The book of Revelation is perhaps the most feared book in the Bible. I believe that this is because it is the most misunderstood. Let me clarify that by saying that I think that the vast majority of folks have been led astray in the interpretation of this book. The name itself means to “reveal,” not to keep hidden. We speak of God’s words to us as revelation. The Bible is special revelation, and what He shows us of Himself in nature is general revelation.
The first and last chapters of the book give us a key to its timing. This is a literary device which means the whole work is governed by that which is stressed at the beginning and end. 1:1, 3; 22:6, 7, 10, 12, 20 use words which are often translated or at least explained as “quickly.” They should be understood as “soon.” The use of “quickly” shows a bias on the part of the translators to a certain theological interpretation and grossly neglects the common usage.
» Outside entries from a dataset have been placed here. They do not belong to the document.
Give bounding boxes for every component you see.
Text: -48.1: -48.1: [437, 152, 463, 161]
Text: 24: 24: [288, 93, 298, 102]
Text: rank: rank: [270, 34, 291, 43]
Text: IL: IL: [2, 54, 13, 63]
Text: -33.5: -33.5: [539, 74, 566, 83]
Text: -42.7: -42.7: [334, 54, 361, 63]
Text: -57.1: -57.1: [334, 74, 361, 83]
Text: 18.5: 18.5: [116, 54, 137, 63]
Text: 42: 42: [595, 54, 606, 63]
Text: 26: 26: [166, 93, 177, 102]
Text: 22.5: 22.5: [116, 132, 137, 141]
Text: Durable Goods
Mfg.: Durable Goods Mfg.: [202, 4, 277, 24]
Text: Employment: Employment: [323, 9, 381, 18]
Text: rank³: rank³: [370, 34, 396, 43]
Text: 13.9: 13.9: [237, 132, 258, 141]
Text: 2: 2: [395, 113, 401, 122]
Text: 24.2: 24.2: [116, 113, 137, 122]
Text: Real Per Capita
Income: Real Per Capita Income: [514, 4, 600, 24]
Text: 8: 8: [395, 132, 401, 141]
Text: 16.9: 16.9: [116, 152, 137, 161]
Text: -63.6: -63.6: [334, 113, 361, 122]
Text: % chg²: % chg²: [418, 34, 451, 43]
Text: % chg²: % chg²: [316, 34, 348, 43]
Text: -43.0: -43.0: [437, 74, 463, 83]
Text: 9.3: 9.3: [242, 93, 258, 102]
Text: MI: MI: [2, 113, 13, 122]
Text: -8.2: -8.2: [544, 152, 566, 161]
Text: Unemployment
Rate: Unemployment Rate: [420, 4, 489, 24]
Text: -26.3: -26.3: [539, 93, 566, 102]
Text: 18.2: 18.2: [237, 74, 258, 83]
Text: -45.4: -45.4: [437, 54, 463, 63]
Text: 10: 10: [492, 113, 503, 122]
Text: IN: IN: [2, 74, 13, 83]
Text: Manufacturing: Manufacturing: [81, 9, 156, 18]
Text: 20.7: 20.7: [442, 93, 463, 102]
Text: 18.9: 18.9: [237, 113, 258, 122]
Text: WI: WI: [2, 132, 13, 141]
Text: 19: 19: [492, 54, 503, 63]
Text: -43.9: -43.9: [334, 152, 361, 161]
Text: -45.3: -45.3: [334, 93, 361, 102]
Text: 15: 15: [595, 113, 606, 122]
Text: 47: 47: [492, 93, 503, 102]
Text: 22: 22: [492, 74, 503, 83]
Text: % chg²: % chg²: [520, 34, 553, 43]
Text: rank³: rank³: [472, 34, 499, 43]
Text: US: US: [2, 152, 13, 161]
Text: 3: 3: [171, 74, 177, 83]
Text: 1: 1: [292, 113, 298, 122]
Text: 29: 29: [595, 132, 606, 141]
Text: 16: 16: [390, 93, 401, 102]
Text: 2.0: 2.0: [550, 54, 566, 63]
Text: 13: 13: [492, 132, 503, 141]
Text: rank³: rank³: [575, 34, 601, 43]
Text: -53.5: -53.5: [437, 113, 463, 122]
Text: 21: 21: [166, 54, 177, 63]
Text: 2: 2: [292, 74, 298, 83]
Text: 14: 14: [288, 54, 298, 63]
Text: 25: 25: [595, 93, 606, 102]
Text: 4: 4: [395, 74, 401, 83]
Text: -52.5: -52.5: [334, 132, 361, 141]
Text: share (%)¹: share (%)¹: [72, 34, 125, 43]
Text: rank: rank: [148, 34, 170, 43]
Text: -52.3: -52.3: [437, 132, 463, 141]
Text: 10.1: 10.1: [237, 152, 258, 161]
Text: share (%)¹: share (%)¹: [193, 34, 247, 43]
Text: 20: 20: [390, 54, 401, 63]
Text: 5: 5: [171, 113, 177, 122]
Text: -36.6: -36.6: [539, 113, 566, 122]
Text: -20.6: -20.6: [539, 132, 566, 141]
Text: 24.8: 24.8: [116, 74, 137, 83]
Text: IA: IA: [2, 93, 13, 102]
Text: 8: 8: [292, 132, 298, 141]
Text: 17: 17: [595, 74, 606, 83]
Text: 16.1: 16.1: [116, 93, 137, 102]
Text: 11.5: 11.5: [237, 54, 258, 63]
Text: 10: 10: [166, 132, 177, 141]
Those “things which must shortly take place” and “the time is near” (1:1, 3) do not allow for an interval of nearly two thousand years or more. The “end” of which they speak is NOT “THE” end of all time, but the end of the Old Testament era, the end of the sacrificial system, the end of Judaism, and the end of the generation which crucified Jesus – that is the events leading up to and including the destruction of the Temple and Jerusalem in AD 70.
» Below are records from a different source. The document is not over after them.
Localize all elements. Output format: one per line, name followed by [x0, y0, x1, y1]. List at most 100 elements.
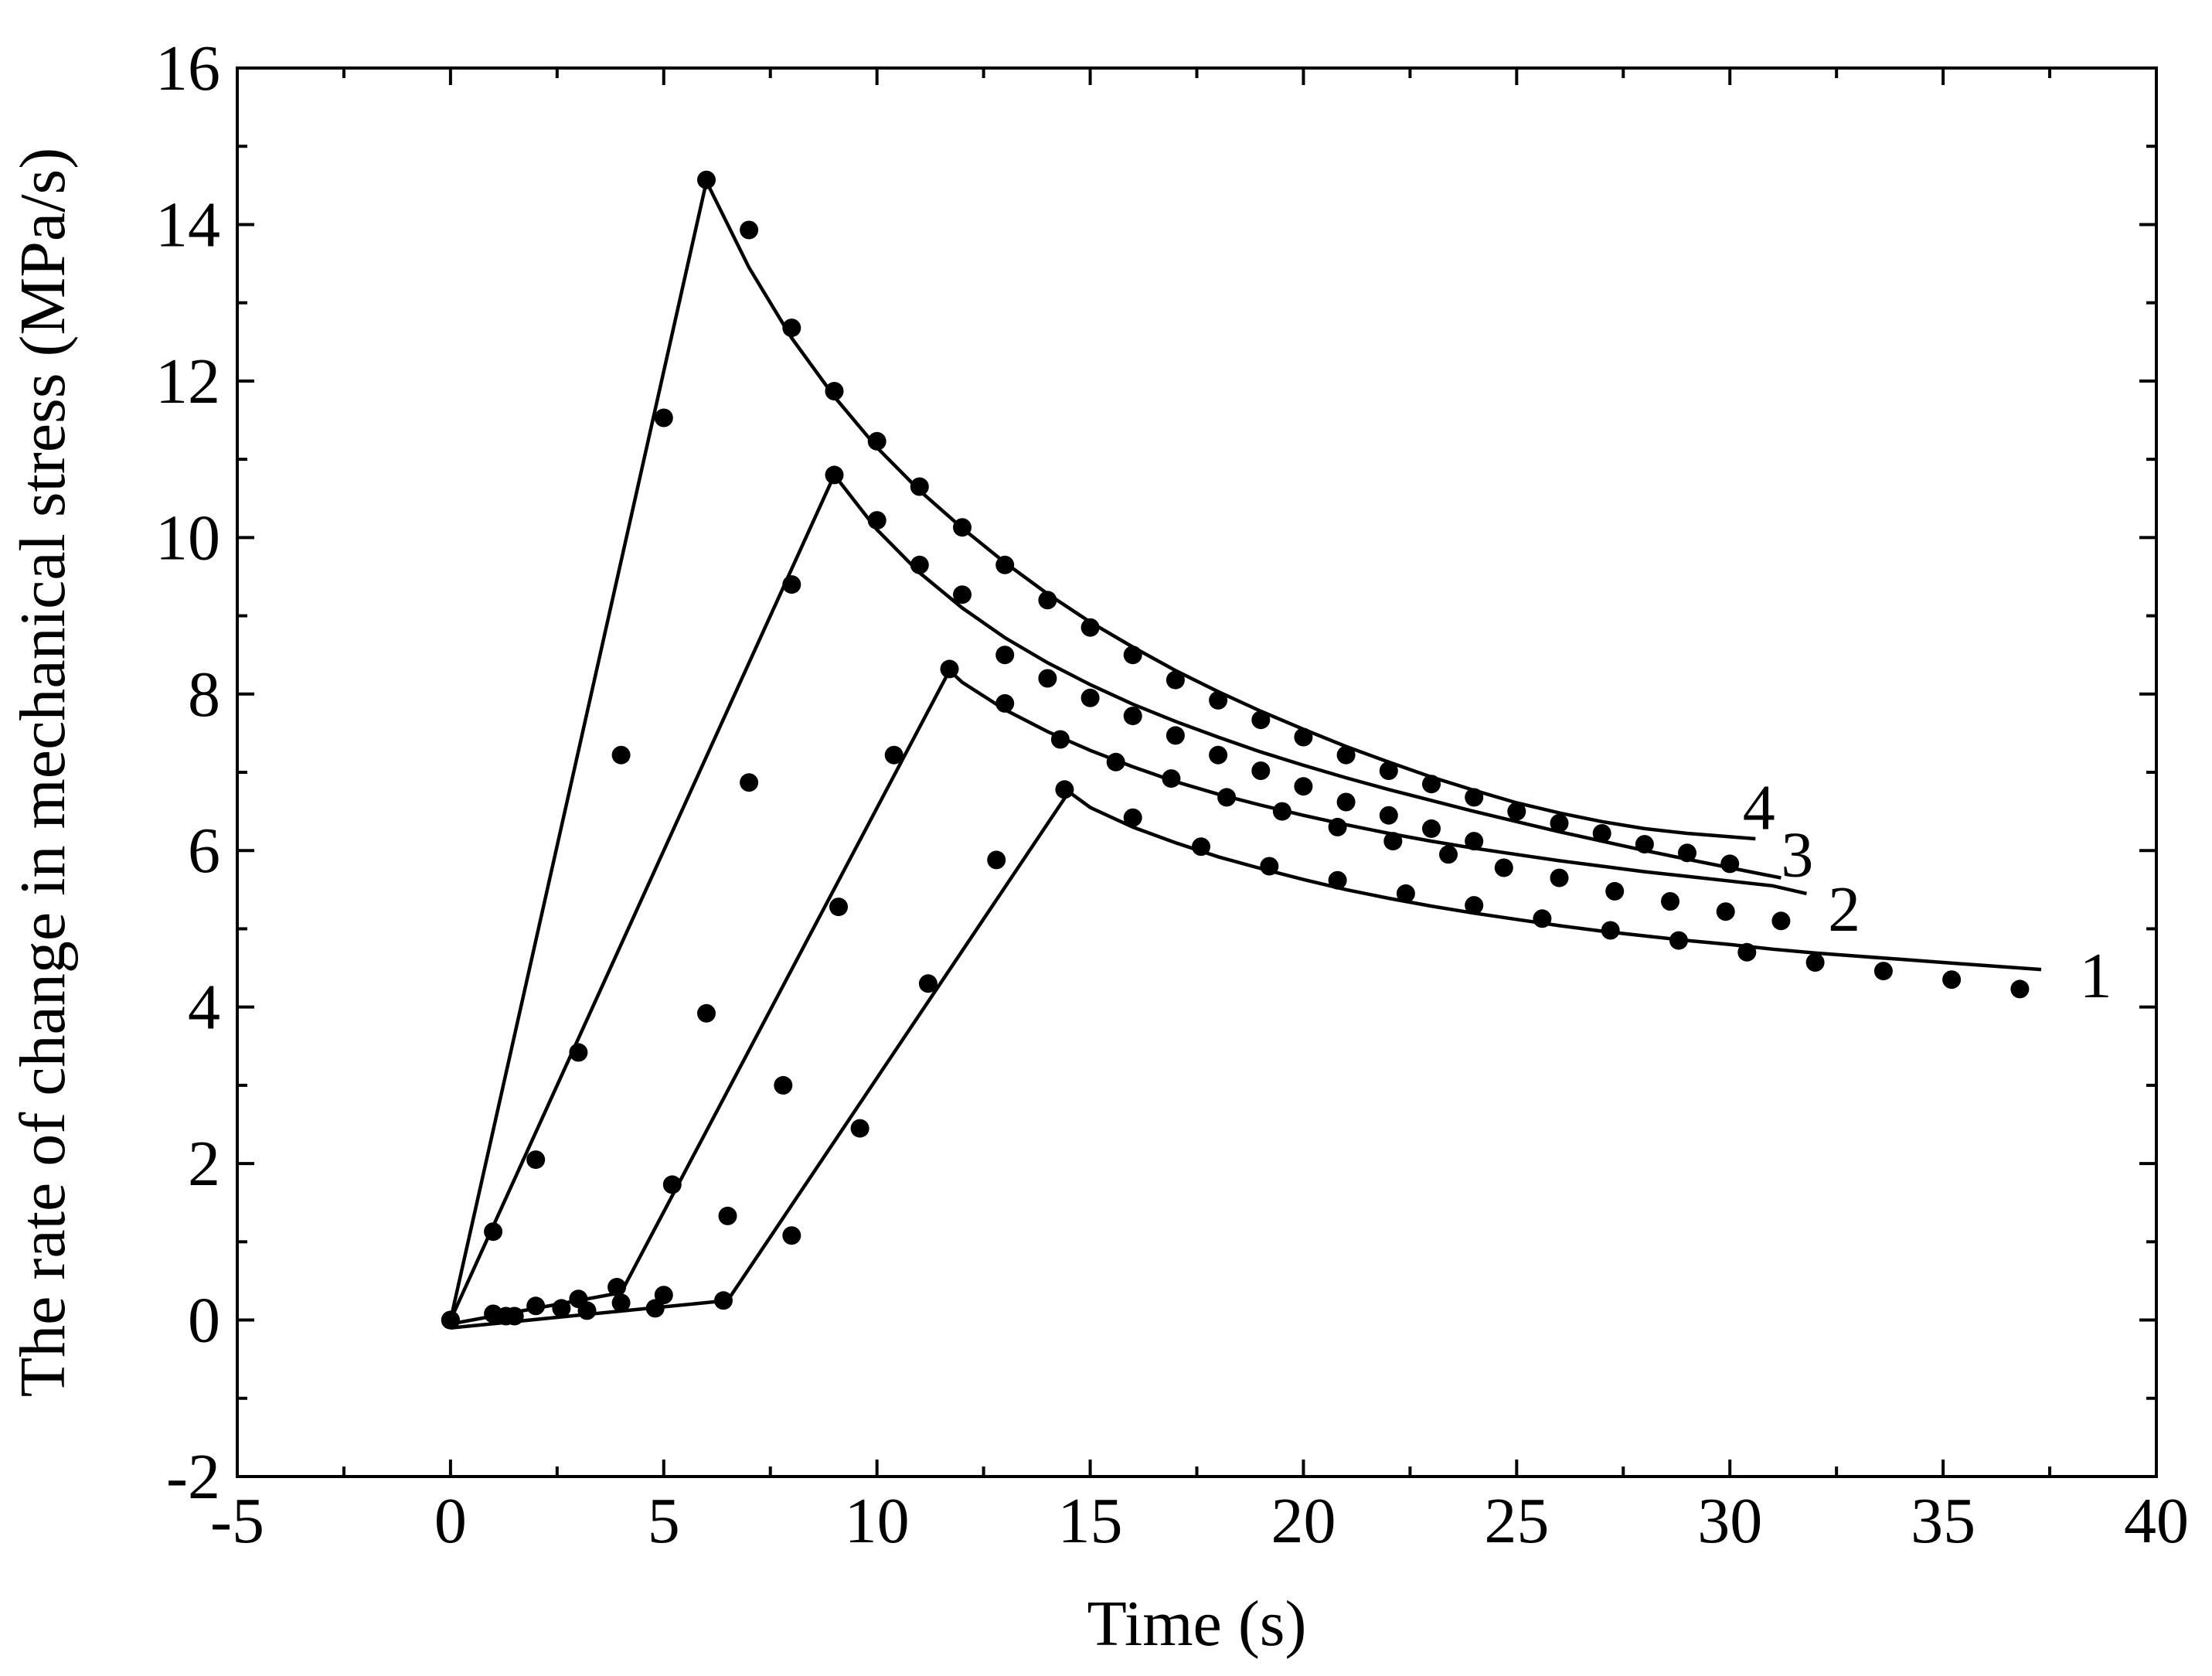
series-4-point	[484, 1304, 503, 1323]
series-2-line	[450, 667, 1808, 1326]
series-3-point	[1336, 792, 1356, 812]
series-4-point	[654, 1286, 673, 1305]
series-4-point	[1678, 843, 1696, 863]
series-1-point	[714, 1291, 733, 1310]
series-4-point	[1635, 835, 1654, 854]
series-3-point	[569, 1043, 588, 1062]
series-3-point	[1465, 832, 1484, 851]
series-3-point	[867, 511, 887, 530]
series-2-point	[940, 659, 959, 679]
series-4-point	[1550, 813, 1569, 833]
series-4-point	[1038, 591, 1057, 610]
series-3-point	[1379, 806, 1398, 825]
series-4-point	[1123, 646, 1142, 665]
series-2-point	[718, 1206, 737, 1225]
series-4-point	[1465, 788, 1484, 807]
x-tick-label: 40	[2124, 1485, 2189, 1557]
series-labels: 1 234	[1743, 772, 2112, 1013]
series-1-line	[450, 789, 2042, 1330]
series-lines	[448, 176, 2042, 1330]
y-tick-label: 10	[155, 502, 220, 574]
series-4-point	[1209, 690, 1228, 710]
series-3-point	[526, 1150, 546, 1170]
series-3-point	[611, 745, 631, 765]
series-1-point	[850, 1119, 869, 1138]
series-2-point	[1383, 832, 1403, 851]
series-1-point	[918, 974, 938, 993]
series-1-point	[1805, 953, 1825, 972]
series-3-line	[448, 472, 1782, 1321]
x-tick-label: 25	[1484, 1485, 1549, 1557]
series-2-point	[1328, 817, 1347, 836]
series-1-point	[1123, 808, 1142, 827]
series-4-point	[867, 431, 887, 451]
series-2-point	[1550, 868, 1569, 887]
series-1-point	[1601, 921, 1620, 940]
series-4-point	[825, 382, 844, 400]
series-1-point	[2010, 979, 2030, 999]
y-tick-label: 6	[188, 815, 220, 887]
series-3-point	[697, 1003, 716, 1023]
series-4-point	[1251, 710, 1271, 730]
x-tick-label: 35	[1911, 1485, 1975, 1557]
series-points	[441, 170, 2030, 1330]
series-4-point	[1592, 824, 1611, 843]
series-3-point	[1123, 707, 1142, 726]
series-2-point	[1771, 911, 1791, 931]
series-1-point	[1737, 942, 1757, 962]
series-3-point	[953, 585, 972, 605]
series-3-point	[782, 575, 801, 594]
series-4-point	[910, 477, 929, 496]
series-3-point	[910, 555, 929, 574]
x-tick-label: 30	[1697, 1485, 1762, 1557]
series-1-point	[1396, 884, 1415, 903]
series-1-point	[1942, 970, 1962, 990]
y-tick-label: 14	[155, 189, 220, 261]
series-4-point	[1379, 761, 1398, 780]
series-4-point	[697, 170, 716, 189]
series-4-point	[953, 518, 972, 537]
y-tick-label: 4	[188, 972, 220, 1044]
series-2-point	[662, 1175, 682, 1194]
series-2-label: 2	[1828, 874, 1860, 945]
series-2-point	[774, 1075, 793, 1095]
series-3-point	[995, 646, 1015, 665]
series-1-point	[1328, 870, 1347, 890]
x-tick-label: 10	[845, 1485, 910, 1557]
series-1-point	[1669, 931, 1688, 950]
series-2-point	[607, 1278, 627, 1296]
series-2-point	[884, 745, 904, 765]
x-tick-label: 20	[1271, 1485, 1336, 1557]
x-tick-label: -5	[210, 1485, 264, 1557]
series-3-point	[484, 1222, 503, 1242]
series-3-point	[740, 773, 759, 792]
series-1-point	[1465, 896, 1484, 915]
series-3-point	[1422, 819, 1441, 838]
y-tick-label: 0	[188, 1285, 220, 1357]
series-4-point	[1080, 618, 1100, 637]
series-3-point	[1251, 761, 1271, 780]
series-2-point	[1494, 858, 1513, 877]
y-tick-label: 8	[188, 659, 220, 731]
series-4-point	[1507, 802, 1526, 821]
series-4-point	[1422, 775, 1441, 794]
series-1-point	[782, 1226, 801, 1245]
series-4-point	[782, 319, 801, 338]
series-1-point	[1533, 909, 1552, 928]
series-4-point	[995, 555, 1015, 574]
series-3-point	[1038, 669, 1057, 688]
series-2-point	[1661, 892, 1679, 911]
series-2-point	[1439, 845, 1458, 864]
series-2-point	[1605, 881, 1625, 901]
series-2-point	[1050, 730, 1070, 749]
series-2-point	[995, 693, 1015, 713]
series-4-point	[740, 220, 759, 240]
series-3-point	[1209, 745, 1228, 765]
x-axis-title: Time (s)	[1087, 1588, 1307, 1660]
series-4-point	[1720, 854, 1740, 874]
series-2-point	[1272, 802, 1291, 821]
series-3-label: 3	[1781, 819, 1813, 891]
series-2-point	[552, 1299, 571, 1318]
The revelation belongs to Jesus and was communicated to John by the angel (messenger) of Jesus for His slaves and is of the things which much shortly take place (1:1). We can learn from it, but it was FOR its first hearers. It is not about our future, but theirs. Their whole world was about to be turned upside down. One point one million Jews (not to mention others) were killed in and around Jerusalem during the time here prophesied (the years surrounding AD 70).
The letter was addressed to seven specific churches. No perfect explanation has been given of these churches. Some have suggested that they were the churches to which the “church” mail route would go and messages were passed from these to the rest. They may have been kind of like regional headquarters. The fact of the matter is we do not know. We can, however, learn from what is said to the churches. There is much to mine from chapters two and three. I will only point out a little.
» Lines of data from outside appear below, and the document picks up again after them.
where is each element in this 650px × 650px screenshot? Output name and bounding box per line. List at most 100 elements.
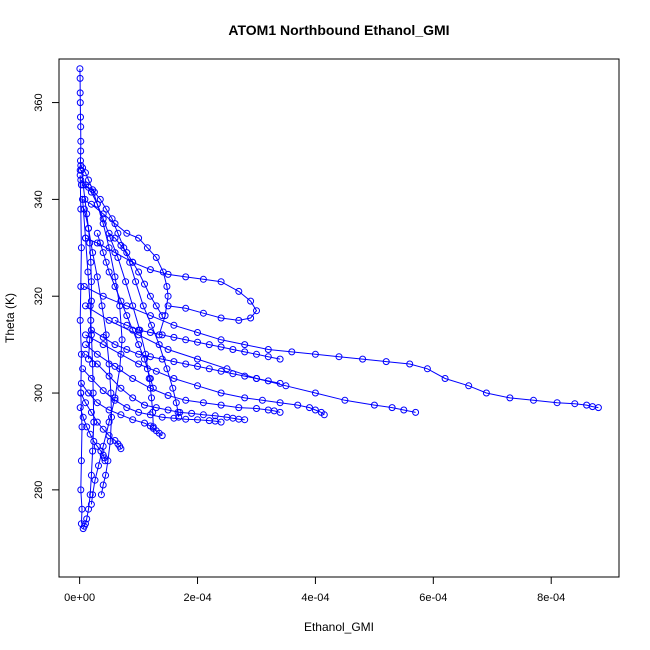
data-point [82,399,89,407]
data-point [105,268,113,276]
data-point [79,195,87,203]
plot-frame [58,58,620,578]
x-tick-label: 0e+00 [64,592,95,604]
data-point [76,74,84,82]
data-point [247,314,255,322]
y-tick-label: 300 [33,384,45,402]
data-point [182,360,190,368]
data-point [123,404,131,412]
data-point [111,341,119,349]
data-point [253,405,260,412]
data-point [158,413,166,421]
data-point [276,355,284,363]
x-tick-label: 4e-04 [301,592,329,604]
data-point [146,353,154,361]
data-point [241,394,249,402]
data-point [123,312,131,320]
data-point [320,411,328,419]
data-point [99,481,107,489]
data-point [164,392,172,399]
data-point [571,400,579,408]
data-point [86,491,94,499]
data-point [77,113,84,121]
data-point [86,336,94,344]
data-point [77,137,85,145]
data-point [217,389,225,397]
data-point [83,210,91,218]
series-line [80,392,122,449]
data-point [135,341,143,349]
data-point [78,423,86,431]
data-point [99,249,107,257]
data-point [211,412,219,420]
data-point [99,210,107,218]
data-point [143,244,151,252]
chart-title: ATOM1 Northbound Ethanol_GMI [228,22,449,38]
data-point [105,372,113,380]
data-point [217,336,225,344]
data-point [111,220,119,228]
data-point [229,346,237,353]
data-point [241,372,249,380]
data-point [93,399,101,407]
data-point [141,401,148,409]
data-point [341,396,349,404]
data-point [90,188,98,196]
data-point [235,404,243,412]
data-point [135,360,143,368]
data-point [111,234,119,242]
data-point [123,346,131,353]
data-point [152,302,160,310]
data-point [311,406,319,414]
data-point [241,348,249,356]
y-tick-label: 320 [33,287,45,305]
data-point [89,491,97,499]
data-point [93,273,101,281]
data-point [163,365,171,373]
data-point [123,321,131,329]
data-point [111,283,119,290]
data-point [82,234,89,242]
data-point [77,244,85,252]
data-point [217,314,225,322]
data-point [170,333,178,341]
data-point [253,350,260,358]
data-point [87,408,95,416]
data-point [258,396,266,404]
data-point [264,353,272,361]
data-point [205,365,213,373]
data-point [141,355,148,363]
data-point [135,234,143,242]
data-point [93,360,101,368]
data-point [85,355,92,363]
data-point [86,302,94,310]
data-point [388,404,396,412]
data-point [146,375,154,382]
data-point [158,312,166,320]
data-point [81,195,89,203]
data-point [76,89,84,97]
data-point [241,416,249,424]
data-point [93,350,101,358]
data-point [89,249,97,257]
data-point [118,336,126,344]
data-point [105,406,113,414]
data-point [135,408,143,416]
y-tick-label: 340 [33,190,45,208]
data-point [146,266,154,274]
data-point [158,355,166,363]
data-point [182,304,190,312]
data-point [152,254,160,261]
series-line [96,233,154,389]
data-point [175,413,183,421]
data-point [182,396,190,404]
data-point [96,239,104,247]
data-point [146,384,154,392]
data-point [122,278,130,286]
data-point [176,408,184,416]
data-point [135,350,143,358]
data-point [87,297,95,305]
data-point [170,358,178,366]
data-point [129,394,137,402]
data-point [89,389,97,397]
Note the appellation given to Christ (1:4), “Him who is and who was and who is to come.” There will be other similar titles to follow (verse 8 for one). This covers present, past, and future; that is all of time. Its being tripartite is reminiscent of the Trinity, Father, Son, and Holy Sprit. It is a reminder that not only is God here with us now, but He was present before time began and will be here after time is over. He is not bound by time.
The book was to be read to the recipients aloud. There are many word pictures used. In part it is expected that the hearers would know the Old Testament Scriptures well and therefore better understand the imagery because it draws heavily upon that of the Old Testament. Much is drawn from the Old Testament prophets. The statement in 1:7 that he is coming with the clouds should alert the hearers to the fact that the One spoken of (Christ Jesus) is coming in judgment. As in his Gospel John speaks of seeing and of hearing. Pay attention and read slowly. Do not let ANY interpretations which you have been told you interfere with your reading. Use a concordance (some Bibles have a small one in the back, they are available online and in book form) and look up pertinent phrases and see where the imagery is coming from and what the context there was! Hair like white wool (1:14) signifies wisdom (we’ve learned this in Proverbs!). The sharp two-edged sword from His mouth (1:16) is of course the word which divides even soul and spirit (Hebrews 4:12). Verse twenty explains some of the other imagery.
The letters to each of the seven churches in chapters two and three have some similarities. Each one is addressed to the angel or messenger (some have said pastor) of each church. In the introduction of each is “the One” or some such appellation which is appropriate for that church. Each letter has consolation, or rebuke, or both. And somewhere in each is the statement that “He who has an ear, let him hear what the Sprit says to the churches.” In other words, the messages are to be heeded. The corrective measures stated are to be applied and Christ is to be kept first in all things. There is also a promise to each church.
In 2:17 the hidden manna speaks of Christ’s nourishment of His. The white stone is that of victory and the new name written on it known only to the holder signifies that he is Christ’s and no one else can do him harm.
3:10 has been understood by some as saying that all who are Christ’s will be “kept from” the “Great Tribulation.” First of all, this all happened in the first century AD. Secondly “Great Tribulation” only occurs at Revelation 7:14 in Scripture and the verse is not descriptive of this event but focuses on those who have come out of it. And thirdly only one of the seven churches was promised to be kept from the trouble to come shortly.
Laodicea had both hot and cold springs in the neighborhood, hence 3:15. “Spit” in 3:16 should be “puke.” There was also a famous eye salve made in the city hence the reference in 3:18. The meaning though is that they are spiritually blind and need to get their eyes open and to truly “see.”
Proverbs: Lord, please keep me honest. I prefer to be neither rich nor in poverty, but always to serve You and to serve You well. I have found verse ten to be pertinent in the churches, especially as everyone seems to be related!